SA Bugzilla – Bug 7819
bayes is using usernames case-sensitive
Last modified: 2024-01-22 01:15:24 UTC
so foo is not same as fOo, since email is case insensitive it can create 2 bayes learning on same user
Domain names are not case-sensitive, it's optional for the local part of an address.
is the problem only postgresql then ?
could this gets highter priortet ? while its fixed in fuglu, its not yet in spamd/spamc
I'm a bit confused by the "Component" change. If this is a Bayes issue as stated in the bug title, the "Component" should stay "Plugins" because that is how Bayes is implemented. The only way I can see that "spamc/spamd" would be correct is if you're not referring to Bayes at all, but to the per-user configuration (including Bayes DB) support in spamc/spamd. In either case, this is NOT A BUG but rather an enhancement request and I think it should be optional and non-default, because usernames (and virtual usernames) can be case-sensitive. (In reply to Benny Pedersen from comment #2) >is the problem only postgresql then ? I would think that if you are using a RDBMS you could fix this on the DB side by making the relevant field case-insensitive. In MySQL that's the default, in PostgreSQL it requires that the column type be CITEXT rather than TEXT. See https://www.postgresql.org/docs/current/citext.html for details. (In reply to Benny Pedersen from comment #3) > could this gets highter priortet ? I do not expect so. It would require substantial effort to "fix" and the behavior is a non-bug. As RW says, local parts can be case-sensitive (with the exception of "postmaster") so it isn't formally wrong to treat 'fOo' and 'Foo' as different tokens. In fact it would be formally *wrong* to arbitrarily case-squash tokens just because they happen to be usernames. Not having examined the code for Bayes tokenization I cannot be certain, but I would expect that detection of usernames per se is not done. It would break an assumption of the "Naive Bayes" model of using simple classifiers that are stripped of context. Patches welcome, of course. In my opinion, adding the behavior change for Bayes local-part tokens or per-user config usernames should be optional and non-default.
Created attachment 5711 [details] Untested patch to have case insensitive usernames Untested patch to have case insensitive usernames on Postgresql as well.

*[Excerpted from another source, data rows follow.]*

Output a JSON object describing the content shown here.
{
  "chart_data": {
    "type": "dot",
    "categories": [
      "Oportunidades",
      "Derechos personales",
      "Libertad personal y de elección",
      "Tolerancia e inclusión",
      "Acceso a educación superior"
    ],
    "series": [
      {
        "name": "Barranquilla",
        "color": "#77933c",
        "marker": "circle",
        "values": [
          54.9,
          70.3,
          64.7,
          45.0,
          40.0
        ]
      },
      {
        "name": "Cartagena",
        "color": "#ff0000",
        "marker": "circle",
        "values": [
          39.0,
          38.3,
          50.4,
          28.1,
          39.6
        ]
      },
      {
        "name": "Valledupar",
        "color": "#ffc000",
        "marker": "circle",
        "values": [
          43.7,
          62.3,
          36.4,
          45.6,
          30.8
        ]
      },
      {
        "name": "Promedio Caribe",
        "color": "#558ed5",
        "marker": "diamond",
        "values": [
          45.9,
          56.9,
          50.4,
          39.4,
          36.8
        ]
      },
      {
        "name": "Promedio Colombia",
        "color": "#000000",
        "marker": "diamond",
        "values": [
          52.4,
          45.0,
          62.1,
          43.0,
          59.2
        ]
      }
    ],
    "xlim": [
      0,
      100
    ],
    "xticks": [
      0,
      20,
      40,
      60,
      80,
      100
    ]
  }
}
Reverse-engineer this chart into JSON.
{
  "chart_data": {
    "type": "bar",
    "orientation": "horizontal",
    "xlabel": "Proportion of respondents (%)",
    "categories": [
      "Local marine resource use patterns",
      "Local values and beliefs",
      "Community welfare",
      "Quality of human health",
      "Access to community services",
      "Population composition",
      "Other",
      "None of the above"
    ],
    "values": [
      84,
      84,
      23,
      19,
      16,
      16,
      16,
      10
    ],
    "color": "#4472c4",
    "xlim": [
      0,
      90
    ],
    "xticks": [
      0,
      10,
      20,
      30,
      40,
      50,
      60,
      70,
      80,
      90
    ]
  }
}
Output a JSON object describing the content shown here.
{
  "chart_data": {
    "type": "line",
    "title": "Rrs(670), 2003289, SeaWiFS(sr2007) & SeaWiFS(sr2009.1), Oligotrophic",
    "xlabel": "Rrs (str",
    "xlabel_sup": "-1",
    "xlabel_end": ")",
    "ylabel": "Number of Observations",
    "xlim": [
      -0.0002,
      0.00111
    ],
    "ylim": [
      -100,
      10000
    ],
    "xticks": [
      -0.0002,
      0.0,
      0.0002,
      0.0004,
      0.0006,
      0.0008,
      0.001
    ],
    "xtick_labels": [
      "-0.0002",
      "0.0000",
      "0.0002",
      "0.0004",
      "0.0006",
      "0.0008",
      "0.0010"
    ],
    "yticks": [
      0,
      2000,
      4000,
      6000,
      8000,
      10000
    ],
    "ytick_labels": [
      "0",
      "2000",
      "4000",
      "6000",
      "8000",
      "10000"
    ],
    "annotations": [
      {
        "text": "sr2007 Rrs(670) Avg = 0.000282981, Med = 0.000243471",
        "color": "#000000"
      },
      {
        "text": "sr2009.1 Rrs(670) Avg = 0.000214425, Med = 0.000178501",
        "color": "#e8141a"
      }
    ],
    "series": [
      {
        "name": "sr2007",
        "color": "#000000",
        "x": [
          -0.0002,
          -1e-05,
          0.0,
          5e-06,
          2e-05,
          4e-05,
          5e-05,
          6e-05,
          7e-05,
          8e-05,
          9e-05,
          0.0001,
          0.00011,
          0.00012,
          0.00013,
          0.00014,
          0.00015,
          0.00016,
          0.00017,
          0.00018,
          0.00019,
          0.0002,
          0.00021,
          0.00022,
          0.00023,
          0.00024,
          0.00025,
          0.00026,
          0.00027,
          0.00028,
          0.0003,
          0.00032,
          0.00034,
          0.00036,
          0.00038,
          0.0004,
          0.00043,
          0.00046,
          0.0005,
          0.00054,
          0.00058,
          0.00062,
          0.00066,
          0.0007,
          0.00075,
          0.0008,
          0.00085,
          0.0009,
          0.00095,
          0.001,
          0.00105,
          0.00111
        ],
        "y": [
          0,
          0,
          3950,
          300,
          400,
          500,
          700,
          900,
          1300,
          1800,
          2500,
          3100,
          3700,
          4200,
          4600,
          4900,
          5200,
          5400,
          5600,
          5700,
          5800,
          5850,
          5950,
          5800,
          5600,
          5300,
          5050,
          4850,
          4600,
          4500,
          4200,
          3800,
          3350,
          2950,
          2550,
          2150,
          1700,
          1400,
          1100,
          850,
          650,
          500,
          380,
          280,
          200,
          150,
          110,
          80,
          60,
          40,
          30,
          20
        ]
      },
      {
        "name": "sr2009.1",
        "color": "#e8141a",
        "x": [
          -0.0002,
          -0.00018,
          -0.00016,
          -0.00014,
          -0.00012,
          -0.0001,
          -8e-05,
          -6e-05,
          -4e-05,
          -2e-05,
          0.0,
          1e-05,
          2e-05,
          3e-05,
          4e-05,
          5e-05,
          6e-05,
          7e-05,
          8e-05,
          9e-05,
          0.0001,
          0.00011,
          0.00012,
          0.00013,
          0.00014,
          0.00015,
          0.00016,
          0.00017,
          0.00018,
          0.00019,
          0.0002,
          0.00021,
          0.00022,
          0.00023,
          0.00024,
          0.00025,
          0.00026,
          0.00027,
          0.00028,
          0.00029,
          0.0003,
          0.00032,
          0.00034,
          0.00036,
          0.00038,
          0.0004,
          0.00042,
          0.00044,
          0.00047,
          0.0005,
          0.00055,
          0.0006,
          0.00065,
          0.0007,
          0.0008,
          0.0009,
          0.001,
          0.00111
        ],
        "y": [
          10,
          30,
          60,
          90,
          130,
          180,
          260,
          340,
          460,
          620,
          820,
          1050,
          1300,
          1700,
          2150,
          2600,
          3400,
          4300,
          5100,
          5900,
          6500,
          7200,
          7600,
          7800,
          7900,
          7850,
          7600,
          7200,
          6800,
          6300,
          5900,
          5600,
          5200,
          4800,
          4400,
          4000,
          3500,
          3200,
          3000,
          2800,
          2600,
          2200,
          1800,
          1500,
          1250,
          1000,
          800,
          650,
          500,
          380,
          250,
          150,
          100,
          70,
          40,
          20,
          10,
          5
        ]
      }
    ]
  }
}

thanks for the patch for postgresql, same should be maked to mysql, ldap, berkdb, sqlite ? if it was done in spamassasin core it would not be need to be database specifik
Created attachment 5732 [details] Insert lowered usernames Different patch that inserts usernames into bayes as lowercase. SELECT statements kept untouched because I do not know compatibility across different databases of LOWER() SQL statement.
is solved in trunk ?, gentoo still not have 4.x.x